Actually, one of the best days of my life was when I finally got to meet Hulk Hogan. He was just the ABSOLUTE MAN when we were kids. There was no bigger star. A mutual friend introduced us at a convention. This is going to sound completely weird, but I teach Zen meditation on the side. The temple where I teach needed a picture for their website. Most of the other teachers just handed over a generic picture of themselves in their robes. I wanted to make a splash. So, I brought my robes with me to meet Hogan. To this day, my “teacher” picture on the temple website is me, in my robes, standing next to a flexing Hulk Hogan. It’s incredible.

I also once drank WAY too many beers with a slurring, expletive-spewing Brutus Beefcake backstage at the Iron Sheik Roast at the Comedy Store in Hollywood. But that’s probably a story for another time…

1st: What superpower would you most like to have and why?

Rylend: I actually already have a superpower. I can HEAR naked people. It’s incredible and I wouldn’t trade it for anything.

1stWhat would you like to say to all the fans of your work?

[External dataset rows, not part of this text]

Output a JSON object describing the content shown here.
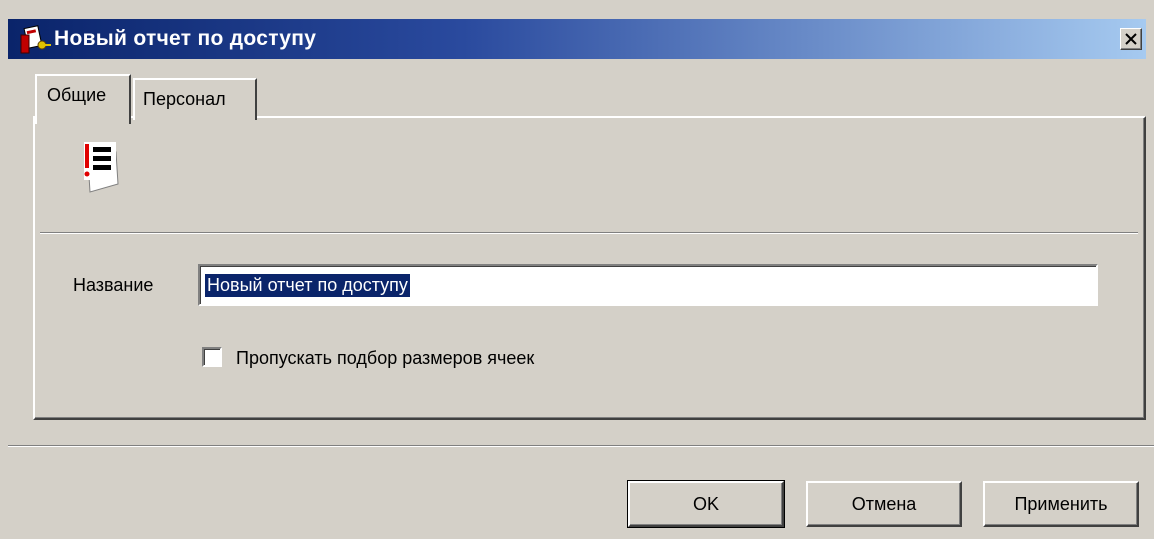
{
  "window": {
    "title": "Новый отчет по доступу",
    "icons": {
      "app": "key-card-icon",
      "close": "close-icon",
      "report": "report-list-icon"
    }
  },
  "tabs": [
    {
      "label": "Общие",
      "active": true
    },
    {
      "label": "Персонал",
      "active": false
    }
  ],
  "form": {
    "name_label": "Название",
    "name_value": "Новый отчет по доступу",
    "skip_cell_fit_label": "Пропускать подбор размеров ячеек",
    "skip_cell_fit_checked": false
  },
  "buttons": {
    "ok": "OK",
    "cancel": "Отмена",
    "apply": "Применить"
  },
  "colors": {
    "titlebar_start": "#0a246a",
    "titlebar_end": "#a6caf0",
    "face": "#d4d0c8",
    "selection": "#0a246a"
  }
}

Rylend: Aberrant – Issue 1 is currently available for preorder with the Diamond item code APR181190. You can preorder the special “William Dee Williams – Aberrant Works EVERY time” variant edition (by Issues 2-10 artist Davi Leon Dias) with Diamond item code APR181191. Preorders drive EVERYTHING, so if it sounds interesting to you, please head down to your local comic shop and tell them you want it. It’ll be in shops proper on June 27th, 2018.